- Promotional poster
- Traditional Chinese: 好久不見
- Simplified Chinese: 好久不见
- Literal meaning: "Haven't seen you for a long time"
- Hanyu Pinyin: Hǎo jiǔ bù jiàn
- Directed by: Nelson Yeo
- Screenplay by: Nelson Yeo
- Produced by: Tan Si En; Sophia Sim;
- Starring: Doreen Toh; Peter Yu; Kelvin Ho;
- Cinematography: Lincoln Yeo
- Edited by: Armiliah Aripin
- Production company: Momo Film;
- Release date: 5 August 2023 (Locarno);
- Running time: 77 minutes
- Country: Singapore;
- Languages: Mandarin; English; Singlish;

= Dreaming & Dying =

2023 Singaporean film

Dreaming & Dying (好久不見) is a 2023 Singaporean experimental fantasy drama film directed by Nelson Yeo. The debut feature of Yeo, the film revolves around three middle-aged friends who are meeting for the first time in years and things take a turn when something from their past resurfaces.

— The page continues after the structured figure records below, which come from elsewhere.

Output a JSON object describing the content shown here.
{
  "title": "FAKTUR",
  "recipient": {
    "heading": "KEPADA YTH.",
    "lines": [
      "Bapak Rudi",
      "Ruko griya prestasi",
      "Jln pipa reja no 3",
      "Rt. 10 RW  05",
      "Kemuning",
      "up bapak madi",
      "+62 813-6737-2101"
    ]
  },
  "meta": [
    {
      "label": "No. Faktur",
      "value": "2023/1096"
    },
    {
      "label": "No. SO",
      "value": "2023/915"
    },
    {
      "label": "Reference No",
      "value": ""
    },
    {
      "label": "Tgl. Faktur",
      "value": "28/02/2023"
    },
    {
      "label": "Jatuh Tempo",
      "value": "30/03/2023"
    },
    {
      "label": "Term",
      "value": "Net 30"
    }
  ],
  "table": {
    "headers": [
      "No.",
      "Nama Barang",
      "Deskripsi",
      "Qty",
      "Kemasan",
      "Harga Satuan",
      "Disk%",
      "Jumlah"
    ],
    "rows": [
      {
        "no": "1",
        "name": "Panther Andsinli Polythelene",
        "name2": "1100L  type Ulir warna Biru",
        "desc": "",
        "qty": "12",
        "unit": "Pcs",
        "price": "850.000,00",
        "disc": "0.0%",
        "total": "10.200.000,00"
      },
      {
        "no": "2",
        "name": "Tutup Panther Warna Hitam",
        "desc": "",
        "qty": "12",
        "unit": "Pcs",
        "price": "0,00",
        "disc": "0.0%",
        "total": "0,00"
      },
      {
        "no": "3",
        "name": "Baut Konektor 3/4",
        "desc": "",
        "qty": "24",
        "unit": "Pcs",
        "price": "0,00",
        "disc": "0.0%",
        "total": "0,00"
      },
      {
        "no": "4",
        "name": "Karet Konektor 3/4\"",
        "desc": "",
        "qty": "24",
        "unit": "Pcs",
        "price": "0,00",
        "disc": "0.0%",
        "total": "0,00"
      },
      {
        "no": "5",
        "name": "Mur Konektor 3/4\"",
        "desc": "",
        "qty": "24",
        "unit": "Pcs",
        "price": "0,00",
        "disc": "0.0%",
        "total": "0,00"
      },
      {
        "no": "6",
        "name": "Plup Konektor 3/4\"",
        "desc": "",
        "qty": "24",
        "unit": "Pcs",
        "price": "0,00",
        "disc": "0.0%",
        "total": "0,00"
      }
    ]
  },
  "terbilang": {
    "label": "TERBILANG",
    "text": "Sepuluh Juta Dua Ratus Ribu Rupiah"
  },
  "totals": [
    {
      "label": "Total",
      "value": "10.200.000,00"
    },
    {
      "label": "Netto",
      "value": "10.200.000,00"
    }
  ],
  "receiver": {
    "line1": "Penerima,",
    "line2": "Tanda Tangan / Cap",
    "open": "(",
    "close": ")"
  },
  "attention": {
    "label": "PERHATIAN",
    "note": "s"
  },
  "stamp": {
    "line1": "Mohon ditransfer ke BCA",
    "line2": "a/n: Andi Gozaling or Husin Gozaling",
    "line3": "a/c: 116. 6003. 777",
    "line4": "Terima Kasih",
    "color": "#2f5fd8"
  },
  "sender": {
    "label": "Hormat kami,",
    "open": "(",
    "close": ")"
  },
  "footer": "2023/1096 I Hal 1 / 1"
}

The film premiered at the Locarno Film Festival in August 2023, where it won the Golden Leopard – Filmmakers of the Present and Swatch First Feature Award.

==Cast==
- Doreen Toh
- Peter Yu
- Kelvin Ho

==Production==
The English title Dreaming and Dying derives from a Chinese idiom zuì shēng mèng sǐ (醉生梦死), which means leading a befuddled life as if drunk or in a dream.

The film was entirely shot in Singapore.